NEWS 2005


Why your genes are too tight

Margaret Wente

November 10, 2005

Overweight? Sorry, it's in your genes. Over breakfast, Jeffrey Friedman nibbles on a sliver of papaya and an unbuttered English muffin. A tall, rangy fellow, he is one of the leading scientific experts on obesity. Obviously, it's not a problem for him personally. "Right now, I'm about five pounds heavier than I want to be," he says. "But it's almost impossible to lose the weight."

Dr. Friedman was in Toronto recently to accept the prestigious Gairdner Award for work in medical science. Wherever he goes, he raises the ire of the public health establishment -- the one that's telling us we're waddling ourselves to an early grave. Not only is there no obesity epidemic, he says, but there's not much we can do to slim down. "There's compelling evidence that biological factors are important in determining your weight. But the biology never seems to enter into the debate."

Dr. Friedman is the man who discovered a hormone he called leptin (from the Greek word for thin). Leptin is instrumental in regulating weight. When you store a lot of fat, leptin sends a signal to the brain telling you to eat less, and vice versa. "There's a powerful system that balances your energy with great precision. It's a classic feedback loop, like the one that regulates your blood sugar."

Certain obese people have a defect in the feedback loop. This self-regulating system -- and not your pathetic lack of willpower -- explains why you're doomed to keep losing and gaining the same 10 pounds. "People think that all they have to do is eat less and exercise more. But the system that regulates their weight is unconscious."

This isn't the way society sees it, of course. We have funny attitudes about root causes. We have, humanely, decided that many unfortunate conditions, such as mental illness, have powerful biochemical origins. But we don't see weight that way. When it comes to weight, we still blame the victim. Sure, a few people exist who've managed to lose 100 pounds and keep the weight off. But, in general, trying to turn a fat person into a thin one is as futile as trying to turn a short person into a tall one.

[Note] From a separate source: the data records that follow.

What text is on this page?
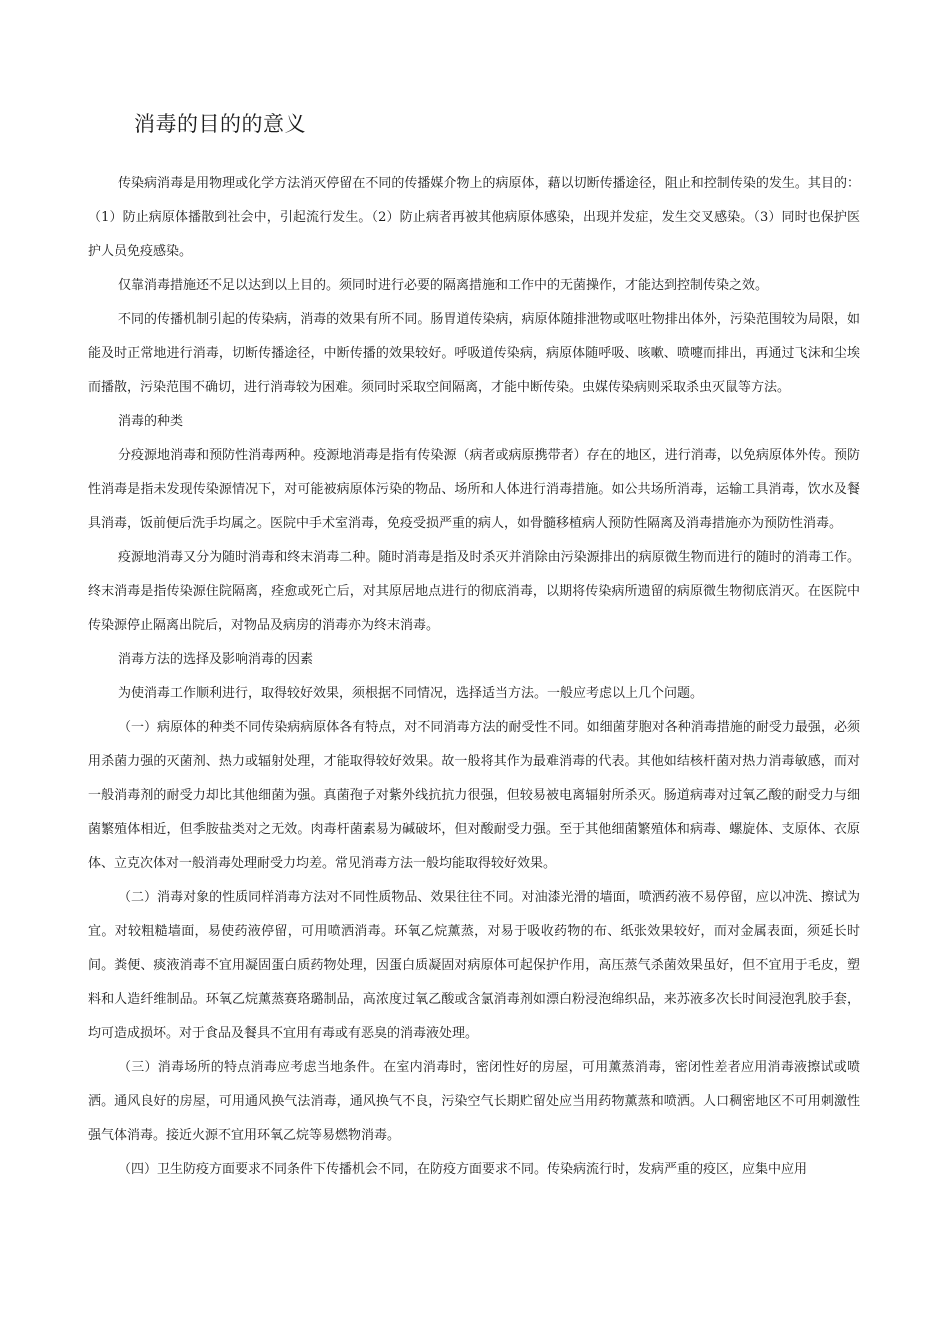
消毒的目的的意义

传染病消毒是用物理或化学方法消灭停留在不同的传播媒介物上的病原体，藉以切断传播途径，阻止和控制传染的发生。其目的：（1）防止病原体播散到社会中，引起流行发生。（2）防止病者再被其他病原体感染，出现并发症，发生交叉感染。（3）同时也保护医护人员免疫感染。

仅靠消毒措施还不足以达到以上目的。须同时进行必要的隔离措施和工作中的无菌操作，才能达到控制传染之效。

不同的传播机制引起的传染病，消毒的效果有所不同。肠胃道传染病，病原体随排泄物或呕吐物排出体外，污染范围较为局限，如能及时正常地进行消毒，切断传播途径，中断传播的效果较好。呼吸道传染病，病原体随呼吸、咳嗽、喷嚏而排出，再通过飞沫和尘埃而播散，污染范围不确切，进行消毒较为困难。须同时采取空间隔离，才能中断传染。虫媒传染病则采取杀虫灭鼠等方法。

消毒的种类

分疫源地消毒和预防性消毒两种。疫源地消毒是指有传染源（病者或病原携带者）存在的地区，进行消毒，以免病原体外传。预防性消毒是指未发现传染源情况下，对可能被病原体污染的物品、场所和人体进行消毒措施。如公共场所消毒，运输工具消毒，饮水及餐具消毒，饭前便后洗手均属之。医院中手术室消毒，免疫受损严重的病人，如骨髓移植病人预防性隔离及消毒措施亦为预防性消毒。

疫源地消毒又分为随时消毒和终末消毒二种。随时消毒是指及时杀灭并消除由污染源排出的病原微生物而进行的随时的消毒工作。终末消毒是指传染源住院隔离，痊愈或死亡后，对其原居地点进行的彻底消毒，以期将传染病所遗留的病原微生物彻底消灭。在医院中传染源停止隔离出院后，对物品及病房的消毒亦为终末消毒。

消毒方法的选择及影响消毒的因素

为使消毒工作顺利进行，取得较好效果，须根据不同情况，选择适当方法。一般应考虑以上几个问题。

（一）病原体的种类不同传染病病原体各有特点，对不同消毒方法的耐受性不同。如细菌芽胞对各种消毒措施的耐受力最强，必须用杀菌力强的灭菌剂、热力或辐射处理，才能取得较好效果。故一般将其作为最难消毒的代表。其他如结核杆菌对热力消毒敏感，而对一般消毒剂的耐受力却比其他细菌为强。真菌孢子对紫外线抗抗力很强，但较易被电离辐射所杀灭。肠道病毒对过氧乙酸的耐受力与细菌繁殖体相近，但季胺盐类对之无效。肉毒杆菌素易为碱破坏，但对酸耐受力强。至于其他细菌繁殖体和病毒、螺旋体、支原体、衣原体、立克次体对一般消毒处理耐受力均差。常见消毒方法一般均能取得较好效果。

（二）消毒对象的性质同样消毒方法对不同性质物品、效果往往不同。对油漆光滑的墙面，喷洒药液不易停留，应以冲洗、擦试为宜。对较粗糙墙面，易使药液停留，可用喷洒消毒。环氧乙烷薰蒸，对易于吸收药物的布、纸张效果较好，而对金属表面，须延长时间。粪便、痰液消毒不宜用凝固蛋白质药物处理，因蛋白质凝固对病原体可起保护作用，高压蒸气杀菌效果虽好，但不宜用于毛皮，塑料和人造纤维制品。环氧乙烷薰蒸赛珞璐制品，高浓度过氧乙酸或含氯消毒剂如漂白粉浸泡绵织品，来苏液多次长时间浸泡乳胶手套，均可造成损坏。对于食品及餐具不宜用有毒或有恶臭的消毒液处理。

（三）消毒场所的特点消毒应考虑当地条件。在室内消毒时，密闭性好的房屋，可用薰蒸消毒，密闭性差者应用消毒液擦试或喷洒。通风良好的房屋，可用通风换气法消毒，通风换气不良，污染空气长期贮留处应当用药物薰蒸和喷洒。人口稠密地区不可用刺激性强气体消毒。接近火源不宜用环氧乙烷等易燃物消毒。

（四）卫生防疫方面要求不同条件下传播机会不同，在防疫方面要求不同。传染病流行时，发病严重的疫区，应集中应用
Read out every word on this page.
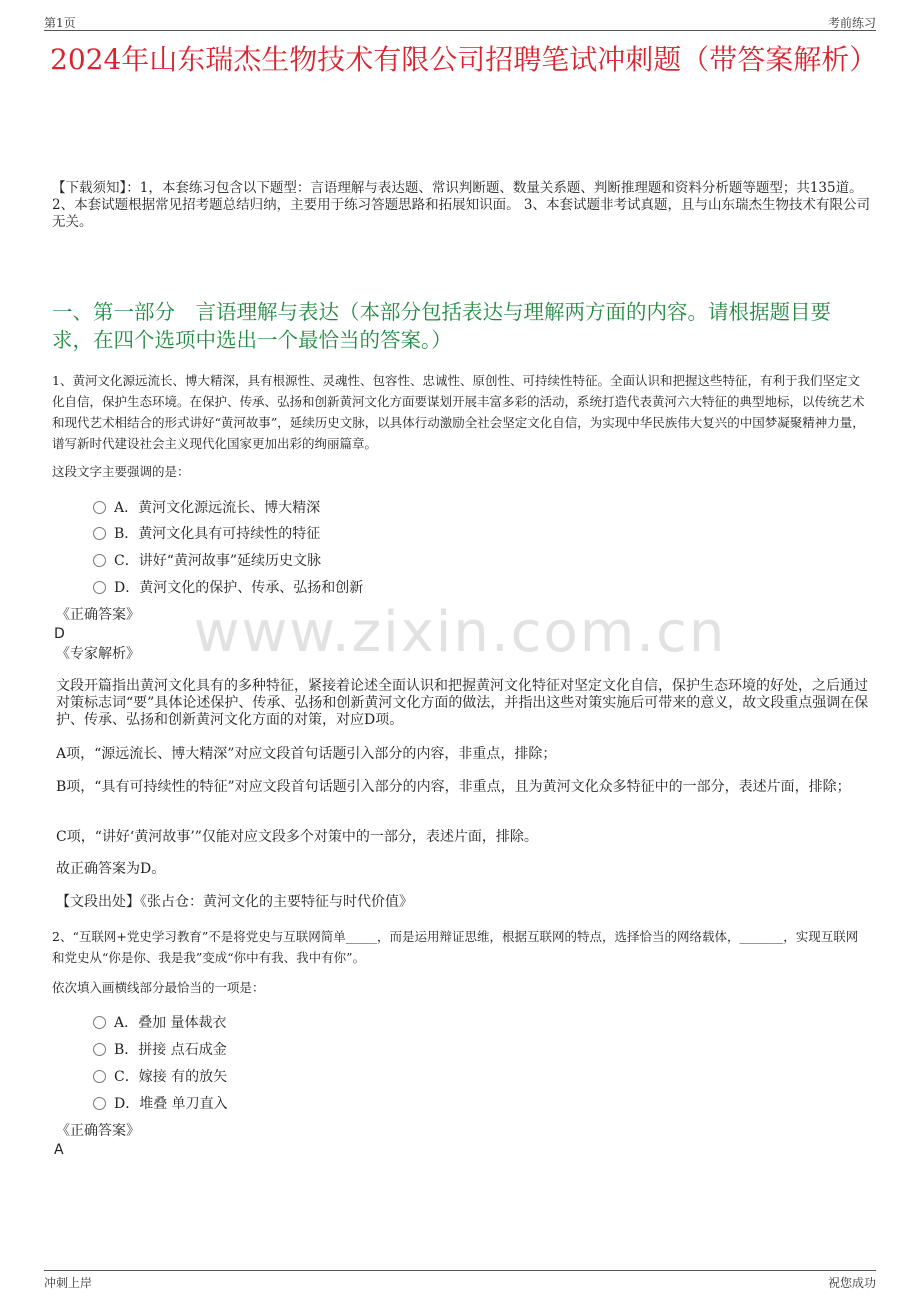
第1页	考前练习
2024年山东瑞杰生物技术有限公司招聘笔试冲刺题（带答案解析）
【下载须知】：1，本套练习包含以下题型：言语理解与表达题、常识判断题、数量关系题、判断推理题和资料分析题等题型；共135道。 2、本套试题根据常见招考题总结归纳，主要用于练习答题思路和拓展知识面。 3、本套试题非考试真题，且与山东瑞杰生物技术有限公司无关。
一、第一部分　言语理解与表达（本部分包括表达与理解两方面的内容。请根据题目要求，在四个选项中选出一个最恰当的答案。）
www.zixin.com.cn
1、黄河文化源远流长、博大精深，具有根源性、灵魂性、包容性、忠诚性、原创性、可持续性特征。全面认识和把握这些特征，有利于我们坚定文化自信，保护生态环境。在保护、传承、弘扬和创新黄河文化方面要谋划开展丰富多彩的活动，系统打造代表黄河六大特征的典型地标，以传统艺术和现代艺术相结合的形式讲好“黄河故事”，延续历史文脉，以具体行动激励全社会坚定文化自信，为实现中华民族伟大复兴的中国梦凝聚精神力量，谱写新时代建设社会主义现代化国家更加出彩的绚丽篇章。
这段文字主要强调的是：
A．黄河文化源远流长、博大精深
B．黄河文化具有可持续性的特征
C．讲好“黄河故事”延续历史文脉
D．黄河文化的保护、传承、弘扬和创新
《正确答案》
D
《专家解析》
文段开篇指出黄河文化具有的多种特征，紧接着论述全面认识和把握黄河文化特征对坚定文化自信，保护生态环境的好处，之后通过对策标志词“要”具体论述保护、传承、弘扬和创新黄河文化方面的做法，并指出这些对策实施后可带来的意义，故文段重点强调在保护、传承、弘扬和创新黄河文化方面的对策，对应D项。
A项，“源远流长、博大精深”对应文段首句话题引入部分的内容，非重点，排除；
B项，“具有可持续性的特征”对应文段首句话题引入部分的内容，非重点，且为黄河文化众多特征中的一部分，表述片面，排除；
C项，“讲好‘黄河故事’”仅能对应文段多个对策中的一部分，表述片面，排除。
故正确答案为D。
【文段出处】《张占仓：黄河文化的主要特征与时代价值》
2、“互联网+党史学习教育”不是将党史与互联网简单_____，而是运用辩证思维，根据互联网的特点，选择恰当的网络载体，_______，实现互联网和党史从“你是你、我是我”变成“你中有我、我中有你”。
依次填入画横线部分最恰当的一项是：
A．叠加 量体裁衣
B．拼接 点石成金
C．嫁接 有的放矢
D．堆叠 单刀直入
《正确答案》
A
冲刺上岸	祝您成功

Like height, weight is highly heritable, and beyond a certain narrow range -- 10 or 15 pounds -- you can't change it. If the principal regulators of weight are biological, rather than environmental or behavioural, then public campaigns nagging fat people to slim down are useless. You might as well try to cure cancer by telling patients to eat more broccoli and cheer up. "The command to eat less and exercise more has never been shown to work at a public-health level."

For the record, Dr. Friedman is not endorsing couch-potatoism. Exercise and healthy eating are good things. Obesity is a serious problem with serious consequences. But the most promising treatments will come from the research lab, not from suing McDonald's.

As someone who gained and lost the same 10 pounds for years, I can attest that my leptin feedback loop is in tip-top shape. But I'm curious about another thing. Where is the obesity epidemic? As I walk down the street or look around the office, I can't see it. Sure, there are a fair number of people who are conspicuously overweight -- but not anything like 20 per cent or 30 per cent of the population, or whatever number the latest study has trotted out for the headline writers.

Dr. Friedman doesn't see it, either. He says the fat epidemic has been wildly overstated. Careful statistical analysis shows that thin people are just as thin as they were in 1991. People in the middle of the range have gained six or seven pounds. Only at the top of the range, among the massively obese, have people packed on substantially more weight. The bell curve of weight has moved slightly to the right, and more people have crossed the line that experts use to divide the "normal" from the "obese." But the average weight gain is only seven to 10 pounds.

Some day, scientists will unlock the biological key to weight control. Meantime, as I chat with Dr. Friedman over breakfast, I succumb to the urge to slather jam on my English muffin.

I feel vaguely guilty. But now I know my leptins made me do it.